Uta Brandes
Design auf dem Prüfstand
Köln. Ihr Markenzeichen: hellrote Haare, runde Brille, kleine Statur, Energiebündel. Sie ist eine, die gern gegen den Mainstream schwimmt. Ihr Hobby, Gender und Design, hat sie zum Beruf gemacht. Sie setzt sich vehement für die Chancengleichheit von Frauen im Design ein. Mit ihrem eigenen Leben ist sie rundum zufrieden. business-on.de sprach mit Prof. Dr. phil. Uta Brandes.

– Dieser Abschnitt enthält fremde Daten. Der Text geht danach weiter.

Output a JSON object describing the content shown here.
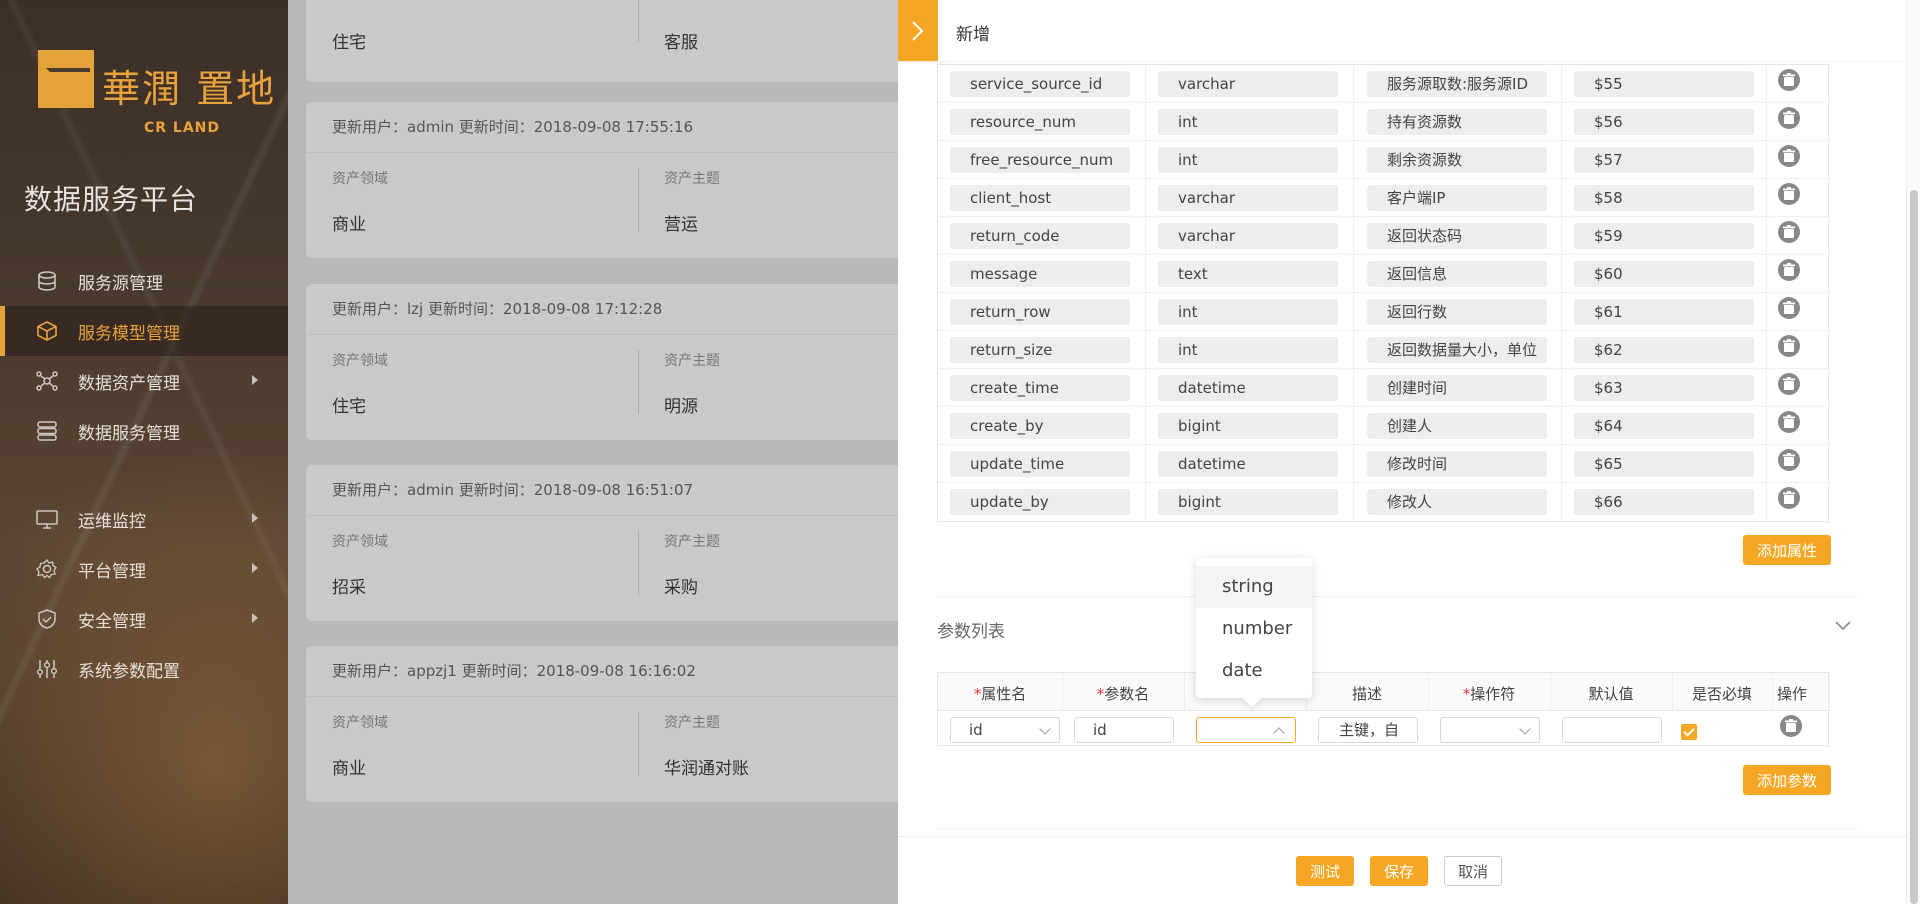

Uta Brandes hat seit 1995 eine Professur für Gender und Design an der Köln International School of Design (KISD) inne. 1983 promovierte sie in Hannover mit dem Thema „Phantasien und Sehnsüchte von Arbeiterinnen“. Ein bisschen typisch für sie ist, dass ihr Doktorvater von den Promotionsabsichten erst erfuhr, als das Werk schon fertig geschrieben war. Wie gesagt, es hat trotzdem oder gerade deswegen auf Anhieb geklappt. Zeitgleich wurde sie stellvertretende Direktorin des Forschungsinstituts „Frau und Gesellschaft“ in Hannover. Als Forschungsstipendiatin absolviert sie Hochschulen in Washington D.C., Chicago, New York und St. Paul/Minneapolis. Später arbeitet sie als freie Autorin insbesondere im Bereich Kultur und Gender. 1992 wurde sie Leiterin des „Forums“ der Kunst- und Ausstellungshalle der BRD in Bonn. Seit 1997 hält die Rastlose auch Vorlesungen an der Musashino Universität in Tokio und an der Hongkong Polytechnic University. Uta Brandes lebt seit Anfang der 80er Jahre mit Professor Dr. Michael Erlhoff, Gründer der KISD, zusammen.

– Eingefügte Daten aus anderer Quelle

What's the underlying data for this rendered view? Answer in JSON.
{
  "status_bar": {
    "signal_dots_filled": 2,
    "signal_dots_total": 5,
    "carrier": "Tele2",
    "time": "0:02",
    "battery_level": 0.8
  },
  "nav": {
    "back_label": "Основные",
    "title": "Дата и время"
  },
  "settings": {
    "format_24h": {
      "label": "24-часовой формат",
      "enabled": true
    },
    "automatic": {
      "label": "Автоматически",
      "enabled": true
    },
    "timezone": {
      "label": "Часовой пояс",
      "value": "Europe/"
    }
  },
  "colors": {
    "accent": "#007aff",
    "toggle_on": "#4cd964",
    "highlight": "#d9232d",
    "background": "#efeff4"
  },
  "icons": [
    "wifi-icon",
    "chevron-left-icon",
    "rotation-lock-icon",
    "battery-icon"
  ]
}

business-on.de: Frau Brandes, die meisten können mit “gender” nicht so richtig etwas anfangen. Was verbinden Sie mit diesem Begriff?

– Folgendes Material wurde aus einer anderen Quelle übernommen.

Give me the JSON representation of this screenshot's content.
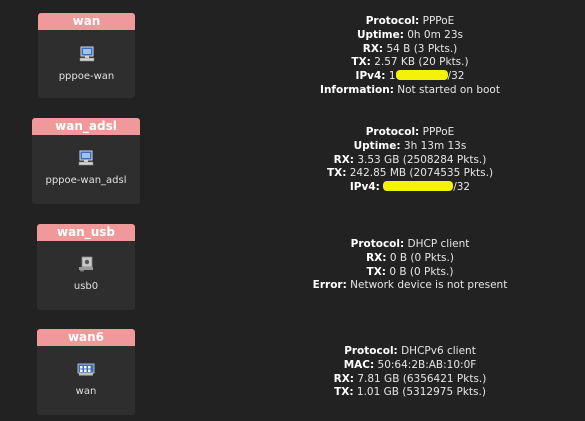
{
  "interfaces": [
    {
      "name": "wan",
      "device": "pppoe-wan",
      "icon": "network-ethernet-icon",
      "info": [
        {
          "label": "Protocol:",
          "value": "PPPoE"
        },
        {
          "label": "Uptime:",
          "value": "0h 0m 23s"
        },
        {
          "label": "RX:",
          "value": "54 B (3 Pkts.)"
        },
        {
          "label": "TX:",
          "value": "2.57 KB (20 Pkts.)"
        },
        {
          "label": "IPv4:",
          "value_prefix": "1",
          "value_suffix": "/32",
          "redacted": true
        },
        {
          "label": "Information:",
          "value": "Not started on boot"
        }
      ]
    },
    {
      "name": "wan_adsl",
      "device": "pppoe-wan_adsl",
      "icon": "network-ethernet-icon",
      "info": [
        {
          "label": "Protocol:",
          "value": "PPPoE"
        },
        {
          "label": "Uptime:",
          "value": "3h 13m 13s"
        },
        {
          "label": "RX:",
          "value": "3.53 GB (2508284 Pkts.)"
        },
        {
          "label": "TX:",
          "value": "242.85 MB (2074535 Pkts.)"
        },
        {
          "label": "IPv4:",
          "value_prefix": "",
          "value_suffix": "/32",
          "redacted": true
        }
      ]
    },
    {
      "name": "wan_usb",
      "device": "usb0",
      "icon": "usb-device-icon",
      "info": [
        {
          "label": "Protocol:",
          "value": "DHCP client"
        },
        {
          "label": "RX:",
          "value": "0 B (0 Pkts.)"
        },
        {
          "label": "TX:",
          "value": "0 B (0 Pkts.)"
        },
        {
          "label": "Error:",
          "value": "Network device is not present"
        }
      ]
    },
    {
      "name": "wan6",
      "device": "wan",
      "icon": "switch-port-icon",
      "info": [
        {
          "label": "Protocol:",
          "value": "DHCPv6 client"
        },
        {
          "label": "MAC:",
          "value": "50:64:2B:AB:10:0F"
        },
        {
          "label": "RX:",
          "value": "7.81 GB (6356421 Pkts.)"
        },
        {
          "label": "TX:",
          "value": "1.01 GB (5312975 Pkts.)"
        }
      ]
    }
  ],
  "colors": {
    "background": "#222222",
    "badge_bg": "#2e2e2e",
    "badge_title_bg": "#f0999a",
    "redaction": "#f5f20a"
  }
}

Gender - das soziale und kulturelle Geschlecht
Brandes: Der englische Genderbegriff kommt aus der Frauenforschung. Er verweist auf das soziale und kulturelle Geschlecht der Menschen, wogegen das englische Wort „Sex“ das biologische Geschlecht bezeichnet. Die amerikanische Soziologin Judith Butler hat das so erklärt: Wir „sind“ kein Geschlecht, sondern stellen es täglich aktiv her -„doing gender“. Banales Beispiel: Wir treffen Frau mit Kinderwagen, gucken rein, und als erstes kommt die Frage: Wie süß, was ist es denn, Junge oder Mädchen? Erst wenn wir das Geschlecht zugeordnet haben, können wir „normal“ kommunizieren, sonst fühlen wir uns unsicher. Das sind die Prozesse, an denen ich interessiert bin.
business-on.de: Und was hat gender mit Design zu tun?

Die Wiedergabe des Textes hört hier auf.